Revisiting BoolTest – On Randomness Testing Using Boolean Functions

Abstract

Pseudo-random number generation is crucial in cryptology and other areas related to information technology. In a broad sense, the security of a protocol relies on the ‘randomness’ provided by the pseudo-random number generators. It is thus important to examine whether a random-looking stream has some kind of non-randomness in it. Here we consider that a binary stream is divided into blocks of a certain length m and we try to identify an m-bit Boolean function in this regard that is optimal to provide the highest Z-score for the output stream generated by the said function. In this regard, we show certain limitations of the BoolTest strategy by Sýs et al (2017) and present combinatorial results related to identifying the most suitable Boolean functions. We show that the existing works related to BoolTest identify the Boolean functions that are sub-optimal, constrained by the low degree in the Algebraic Normal Form. Our results find out the best Boolean function in this regard that will produce the maximum Z-score and the complexity is \(O(N\log N)\) on the amount of random-looking stream of length N that we read during the evaluation process. We present substantial experimental evidence corresponding to our theoretical ideas. While we solve certain combinatorial problems related to BoolTest, the caveat is, this test is not sufficient to conclude on randomness or non-randomness of a given stream of data.
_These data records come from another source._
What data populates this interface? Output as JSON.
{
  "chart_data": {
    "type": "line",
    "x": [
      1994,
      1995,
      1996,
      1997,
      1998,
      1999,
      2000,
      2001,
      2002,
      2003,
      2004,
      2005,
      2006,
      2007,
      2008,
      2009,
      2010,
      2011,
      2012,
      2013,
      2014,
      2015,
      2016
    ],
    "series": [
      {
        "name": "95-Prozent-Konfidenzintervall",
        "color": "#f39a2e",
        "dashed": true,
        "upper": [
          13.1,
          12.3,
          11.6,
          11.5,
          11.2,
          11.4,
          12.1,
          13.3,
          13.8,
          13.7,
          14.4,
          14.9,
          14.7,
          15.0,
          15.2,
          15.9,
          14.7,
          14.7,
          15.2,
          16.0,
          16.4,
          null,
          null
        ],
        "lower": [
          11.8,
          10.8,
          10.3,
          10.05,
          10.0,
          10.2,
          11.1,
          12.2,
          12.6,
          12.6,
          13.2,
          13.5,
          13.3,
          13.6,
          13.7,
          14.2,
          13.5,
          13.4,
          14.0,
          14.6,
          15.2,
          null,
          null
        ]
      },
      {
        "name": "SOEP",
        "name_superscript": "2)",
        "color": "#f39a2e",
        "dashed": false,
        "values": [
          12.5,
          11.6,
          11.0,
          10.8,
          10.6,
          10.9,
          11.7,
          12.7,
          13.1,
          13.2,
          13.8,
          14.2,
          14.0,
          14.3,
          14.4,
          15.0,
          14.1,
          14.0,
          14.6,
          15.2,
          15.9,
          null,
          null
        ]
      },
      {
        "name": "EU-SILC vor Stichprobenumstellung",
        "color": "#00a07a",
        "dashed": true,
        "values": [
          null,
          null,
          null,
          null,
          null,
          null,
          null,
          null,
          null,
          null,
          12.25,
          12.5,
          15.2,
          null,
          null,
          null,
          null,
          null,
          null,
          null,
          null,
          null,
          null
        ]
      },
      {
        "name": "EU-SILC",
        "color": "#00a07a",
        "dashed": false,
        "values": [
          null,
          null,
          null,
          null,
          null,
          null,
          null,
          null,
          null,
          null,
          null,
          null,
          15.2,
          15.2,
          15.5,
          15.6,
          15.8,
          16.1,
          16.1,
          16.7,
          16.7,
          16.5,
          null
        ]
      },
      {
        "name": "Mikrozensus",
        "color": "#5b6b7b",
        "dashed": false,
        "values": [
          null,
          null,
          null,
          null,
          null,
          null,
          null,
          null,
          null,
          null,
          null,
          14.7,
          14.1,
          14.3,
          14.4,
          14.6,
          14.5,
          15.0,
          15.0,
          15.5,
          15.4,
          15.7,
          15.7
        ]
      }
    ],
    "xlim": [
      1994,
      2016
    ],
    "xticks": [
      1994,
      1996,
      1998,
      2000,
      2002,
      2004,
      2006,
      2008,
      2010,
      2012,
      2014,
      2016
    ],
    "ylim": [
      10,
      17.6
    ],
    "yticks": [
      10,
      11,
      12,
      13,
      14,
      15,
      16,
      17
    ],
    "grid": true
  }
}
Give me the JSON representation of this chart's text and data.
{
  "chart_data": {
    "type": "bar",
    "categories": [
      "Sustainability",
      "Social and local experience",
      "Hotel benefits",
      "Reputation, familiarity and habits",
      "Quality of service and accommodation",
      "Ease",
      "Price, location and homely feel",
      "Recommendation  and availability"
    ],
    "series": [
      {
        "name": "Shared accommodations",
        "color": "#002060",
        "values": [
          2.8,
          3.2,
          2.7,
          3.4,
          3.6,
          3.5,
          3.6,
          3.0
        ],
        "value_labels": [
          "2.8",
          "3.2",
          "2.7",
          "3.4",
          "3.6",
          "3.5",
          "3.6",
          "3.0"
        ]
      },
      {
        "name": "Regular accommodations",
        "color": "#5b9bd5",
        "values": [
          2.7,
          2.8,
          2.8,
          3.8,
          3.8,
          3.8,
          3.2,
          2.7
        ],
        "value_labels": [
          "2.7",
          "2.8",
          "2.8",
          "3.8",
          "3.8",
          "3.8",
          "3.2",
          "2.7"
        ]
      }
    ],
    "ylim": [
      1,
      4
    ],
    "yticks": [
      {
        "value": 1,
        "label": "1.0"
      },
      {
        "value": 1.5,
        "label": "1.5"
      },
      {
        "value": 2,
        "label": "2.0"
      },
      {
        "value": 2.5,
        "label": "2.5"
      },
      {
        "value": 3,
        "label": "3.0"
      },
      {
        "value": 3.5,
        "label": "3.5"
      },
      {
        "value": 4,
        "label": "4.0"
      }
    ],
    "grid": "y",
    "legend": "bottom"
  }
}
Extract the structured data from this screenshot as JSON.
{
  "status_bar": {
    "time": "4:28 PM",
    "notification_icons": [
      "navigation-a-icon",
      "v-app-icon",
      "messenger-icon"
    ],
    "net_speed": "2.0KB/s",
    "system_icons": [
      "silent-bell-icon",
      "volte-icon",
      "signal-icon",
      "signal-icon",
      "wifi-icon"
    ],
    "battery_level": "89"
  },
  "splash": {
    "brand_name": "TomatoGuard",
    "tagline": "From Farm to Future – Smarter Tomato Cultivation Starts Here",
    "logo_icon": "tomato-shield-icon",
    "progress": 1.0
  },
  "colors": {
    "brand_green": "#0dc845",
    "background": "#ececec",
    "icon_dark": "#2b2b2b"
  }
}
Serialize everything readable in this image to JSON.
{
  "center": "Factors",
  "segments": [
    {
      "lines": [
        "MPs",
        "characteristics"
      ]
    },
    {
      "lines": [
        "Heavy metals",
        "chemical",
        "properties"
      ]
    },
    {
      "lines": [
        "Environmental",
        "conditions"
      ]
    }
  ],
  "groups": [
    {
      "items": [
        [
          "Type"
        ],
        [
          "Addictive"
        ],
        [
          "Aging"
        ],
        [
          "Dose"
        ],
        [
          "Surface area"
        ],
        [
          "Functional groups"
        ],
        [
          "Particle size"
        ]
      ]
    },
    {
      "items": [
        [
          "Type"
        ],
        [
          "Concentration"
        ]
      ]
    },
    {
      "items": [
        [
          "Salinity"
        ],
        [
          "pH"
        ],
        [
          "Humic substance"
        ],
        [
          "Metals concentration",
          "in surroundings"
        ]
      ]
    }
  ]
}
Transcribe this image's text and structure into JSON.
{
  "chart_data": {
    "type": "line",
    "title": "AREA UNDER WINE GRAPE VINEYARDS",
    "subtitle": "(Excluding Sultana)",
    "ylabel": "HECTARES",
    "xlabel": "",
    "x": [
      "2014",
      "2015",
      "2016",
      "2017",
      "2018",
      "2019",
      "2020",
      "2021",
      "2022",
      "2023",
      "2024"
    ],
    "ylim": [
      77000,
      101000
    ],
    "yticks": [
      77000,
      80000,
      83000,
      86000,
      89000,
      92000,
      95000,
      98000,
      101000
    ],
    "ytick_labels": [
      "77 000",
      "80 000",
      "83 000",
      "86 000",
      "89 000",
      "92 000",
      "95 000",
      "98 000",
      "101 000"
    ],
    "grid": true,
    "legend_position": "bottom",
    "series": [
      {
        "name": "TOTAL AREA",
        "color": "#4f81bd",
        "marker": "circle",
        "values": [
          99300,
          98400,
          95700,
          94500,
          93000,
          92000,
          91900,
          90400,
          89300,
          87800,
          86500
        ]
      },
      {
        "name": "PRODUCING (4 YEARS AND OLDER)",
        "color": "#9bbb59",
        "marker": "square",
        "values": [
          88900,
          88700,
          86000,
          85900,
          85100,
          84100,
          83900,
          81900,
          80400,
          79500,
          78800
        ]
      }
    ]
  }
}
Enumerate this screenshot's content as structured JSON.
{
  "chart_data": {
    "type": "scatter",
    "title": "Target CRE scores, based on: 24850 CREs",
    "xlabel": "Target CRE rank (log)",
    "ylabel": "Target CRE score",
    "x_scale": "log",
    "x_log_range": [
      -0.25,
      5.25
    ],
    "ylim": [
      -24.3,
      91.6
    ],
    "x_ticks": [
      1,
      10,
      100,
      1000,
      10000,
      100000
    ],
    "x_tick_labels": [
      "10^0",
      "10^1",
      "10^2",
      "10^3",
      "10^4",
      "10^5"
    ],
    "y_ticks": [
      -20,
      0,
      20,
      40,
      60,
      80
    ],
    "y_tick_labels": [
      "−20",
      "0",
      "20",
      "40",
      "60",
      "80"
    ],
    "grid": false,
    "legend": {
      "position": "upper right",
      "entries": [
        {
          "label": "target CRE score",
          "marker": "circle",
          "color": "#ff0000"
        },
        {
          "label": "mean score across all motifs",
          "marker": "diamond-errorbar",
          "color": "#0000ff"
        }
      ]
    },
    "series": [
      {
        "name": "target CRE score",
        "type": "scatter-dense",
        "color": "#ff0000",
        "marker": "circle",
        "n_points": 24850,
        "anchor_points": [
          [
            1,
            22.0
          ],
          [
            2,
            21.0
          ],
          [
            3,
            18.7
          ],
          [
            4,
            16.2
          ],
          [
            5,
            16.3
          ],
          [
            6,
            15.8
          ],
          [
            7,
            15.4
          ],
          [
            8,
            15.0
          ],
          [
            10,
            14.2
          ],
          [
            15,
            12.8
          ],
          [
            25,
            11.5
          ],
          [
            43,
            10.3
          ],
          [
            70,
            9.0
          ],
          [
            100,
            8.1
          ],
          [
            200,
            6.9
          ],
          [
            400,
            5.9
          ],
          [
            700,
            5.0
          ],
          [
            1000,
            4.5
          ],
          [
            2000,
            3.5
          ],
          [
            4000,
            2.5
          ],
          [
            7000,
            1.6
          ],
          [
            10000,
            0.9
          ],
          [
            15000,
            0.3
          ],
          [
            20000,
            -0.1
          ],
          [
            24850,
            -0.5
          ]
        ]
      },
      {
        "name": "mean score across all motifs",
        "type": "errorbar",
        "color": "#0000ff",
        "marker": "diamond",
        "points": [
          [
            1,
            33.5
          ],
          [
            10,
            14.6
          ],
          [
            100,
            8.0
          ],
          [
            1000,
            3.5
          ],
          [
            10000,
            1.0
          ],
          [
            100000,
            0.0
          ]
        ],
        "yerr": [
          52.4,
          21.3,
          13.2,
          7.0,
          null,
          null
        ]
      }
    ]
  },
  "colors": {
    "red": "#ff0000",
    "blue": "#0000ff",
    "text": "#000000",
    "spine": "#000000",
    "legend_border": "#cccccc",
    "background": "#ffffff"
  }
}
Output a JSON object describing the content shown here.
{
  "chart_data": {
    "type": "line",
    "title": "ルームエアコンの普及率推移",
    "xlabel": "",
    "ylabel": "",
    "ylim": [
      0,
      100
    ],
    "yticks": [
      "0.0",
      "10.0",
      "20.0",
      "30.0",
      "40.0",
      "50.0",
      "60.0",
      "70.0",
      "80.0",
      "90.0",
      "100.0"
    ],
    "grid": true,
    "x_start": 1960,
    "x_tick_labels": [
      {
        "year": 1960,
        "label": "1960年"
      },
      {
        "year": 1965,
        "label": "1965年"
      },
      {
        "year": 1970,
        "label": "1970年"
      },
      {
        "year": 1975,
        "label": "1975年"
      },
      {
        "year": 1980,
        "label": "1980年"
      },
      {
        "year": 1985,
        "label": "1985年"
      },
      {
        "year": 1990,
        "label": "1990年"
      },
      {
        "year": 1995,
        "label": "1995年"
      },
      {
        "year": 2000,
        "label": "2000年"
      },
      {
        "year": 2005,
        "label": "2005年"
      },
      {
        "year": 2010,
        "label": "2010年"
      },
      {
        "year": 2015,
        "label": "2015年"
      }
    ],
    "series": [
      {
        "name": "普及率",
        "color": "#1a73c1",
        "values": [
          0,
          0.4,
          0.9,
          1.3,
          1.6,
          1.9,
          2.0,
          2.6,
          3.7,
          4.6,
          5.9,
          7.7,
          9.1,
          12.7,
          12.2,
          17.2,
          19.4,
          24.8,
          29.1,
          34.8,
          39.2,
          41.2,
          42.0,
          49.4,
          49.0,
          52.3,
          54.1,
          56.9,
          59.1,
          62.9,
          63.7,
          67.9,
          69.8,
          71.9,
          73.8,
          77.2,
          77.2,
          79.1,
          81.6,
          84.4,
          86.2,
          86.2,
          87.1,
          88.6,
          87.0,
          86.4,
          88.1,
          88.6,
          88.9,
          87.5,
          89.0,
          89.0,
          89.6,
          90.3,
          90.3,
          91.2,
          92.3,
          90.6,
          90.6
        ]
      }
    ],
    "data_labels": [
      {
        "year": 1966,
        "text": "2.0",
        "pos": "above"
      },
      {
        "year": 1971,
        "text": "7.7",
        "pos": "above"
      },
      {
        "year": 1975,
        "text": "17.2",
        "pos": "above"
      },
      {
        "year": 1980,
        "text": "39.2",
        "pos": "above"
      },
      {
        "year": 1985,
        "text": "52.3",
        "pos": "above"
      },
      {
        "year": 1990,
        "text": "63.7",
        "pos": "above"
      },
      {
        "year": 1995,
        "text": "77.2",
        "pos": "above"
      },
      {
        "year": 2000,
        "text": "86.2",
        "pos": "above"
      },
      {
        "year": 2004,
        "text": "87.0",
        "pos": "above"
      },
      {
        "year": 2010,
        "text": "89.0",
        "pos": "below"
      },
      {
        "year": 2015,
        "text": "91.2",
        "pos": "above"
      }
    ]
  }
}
Appendix : Implementation Details

For large block sizes, the Z-score would be very large and it would not be possible to store the results accurately in 64 bits data elements of C programming compilers. For example, the highest Z-score for a block size of 256 might be of the order of \(10^{38}\). It would require \(\sim 126\) bits to represent such integers up to \(10^{38}\). To maintain accuracy, we instead use the GNU multi-precision library (GMP) for the calculations [10].